The South African proved yet again why he is a good bet to win one of the four majors this year with his defense of the Joburg Open. Schwartzel entered the tournament as the bookmakers’ runaway favorite at 3-1, and he duly delivered.
Schwartzel carded a four-round total of 19-under 265 for a four-shot victory - and his sixth European Tour title - over compatriot Garth Mulroy.
Of course, there’s a huge difference between winning the Joburg Open against a relatively weak field and winning one of the game’s marquee events. Yet there aren’t many who would argue he is someone to watch out for in the majors.
Schwartzel took an important step at the end of last year when he announced he was joining the PGA Tour. With three of the four majors on U.S. soil, it makes sense to get as much American experience as possible in preparation for that major win.
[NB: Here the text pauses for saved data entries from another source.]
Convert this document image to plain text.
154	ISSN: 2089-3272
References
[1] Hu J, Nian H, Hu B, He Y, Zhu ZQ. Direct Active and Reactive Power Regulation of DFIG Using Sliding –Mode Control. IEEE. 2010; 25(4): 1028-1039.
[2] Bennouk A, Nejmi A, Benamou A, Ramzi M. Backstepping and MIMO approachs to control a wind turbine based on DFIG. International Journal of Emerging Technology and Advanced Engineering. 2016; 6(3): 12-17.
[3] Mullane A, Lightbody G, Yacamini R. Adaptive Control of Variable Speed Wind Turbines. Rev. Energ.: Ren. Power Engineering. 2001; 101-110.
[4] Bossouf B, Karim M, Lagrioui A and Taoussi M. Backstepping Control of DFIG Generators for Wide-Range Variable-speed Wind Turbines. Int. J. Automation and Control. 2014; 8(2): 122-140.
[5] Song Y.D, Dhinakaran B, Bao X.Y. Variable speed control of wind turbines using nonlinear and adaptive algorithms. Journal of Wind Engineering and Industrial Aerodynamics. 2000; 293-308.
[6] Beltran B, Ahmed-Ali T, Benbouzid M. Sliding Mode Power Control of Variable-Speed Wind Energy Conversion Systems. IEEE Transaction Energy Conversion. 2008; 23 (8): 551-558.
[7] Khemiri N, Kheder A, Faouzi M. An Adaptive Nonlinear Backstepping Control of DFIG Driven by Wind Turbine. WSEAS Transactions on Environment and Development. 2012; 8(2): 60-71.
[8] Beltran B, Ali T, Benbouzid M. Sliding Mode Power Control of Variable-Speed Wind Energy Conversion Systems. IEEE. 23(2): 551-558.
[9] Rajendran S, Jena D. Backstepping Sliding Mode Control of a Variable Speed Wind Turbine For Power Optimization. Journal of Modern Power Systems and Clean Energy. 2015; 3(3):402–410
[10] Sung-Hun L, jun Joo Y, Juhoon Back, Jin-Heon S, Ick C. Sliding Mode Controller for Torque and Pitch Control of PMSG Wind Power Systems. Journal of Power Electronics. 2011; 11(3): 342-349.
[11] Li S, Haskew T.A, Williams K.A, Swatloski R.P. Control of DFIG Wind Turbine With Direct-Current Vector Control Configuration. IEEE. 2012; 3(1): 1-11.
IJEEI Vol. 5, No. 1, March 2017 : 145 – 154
Few doubt his ability to do well on the world’s strongest tour. Not least the man himself.
“I’ve played a good few events in the States in my career, so I'm no stranger to competing in the States,” he said. “I feel as though I will be widening my variety by taking up my U.S. tour card. Besides, I feel it also gives me a better chance to hopefully win that first major.”
Schwartzel has played in 16 majors in his short career, missing the cut in seven. His best finish came in the Open Championship last year when he finished equal 14th. He also had top-20 finishes in the U.S. Open and PGA Championship, and earned 30th place at the Masters.
That’s good momentum.
However, watching friend and boyhood rival Louis Oosthuizen win the Open Championship last year should be the spur Schwartzel needs to improve his game.
Schwartzel has long been thought of as a far better prospect than Oosthuizen. That much was obvious in 2002 when a 17-year-old Schwartzel turned up at Royal Cinque Ports Golf Club in England as a complete unknown to play in the Brabazon Trophy. He didn’t stay unknown for long. He dusted up an elite field to take the trophy back to South Africa.
Since then, people have hailed him as a future major star. Don’t be surprised if this is the season he lives up to expectations.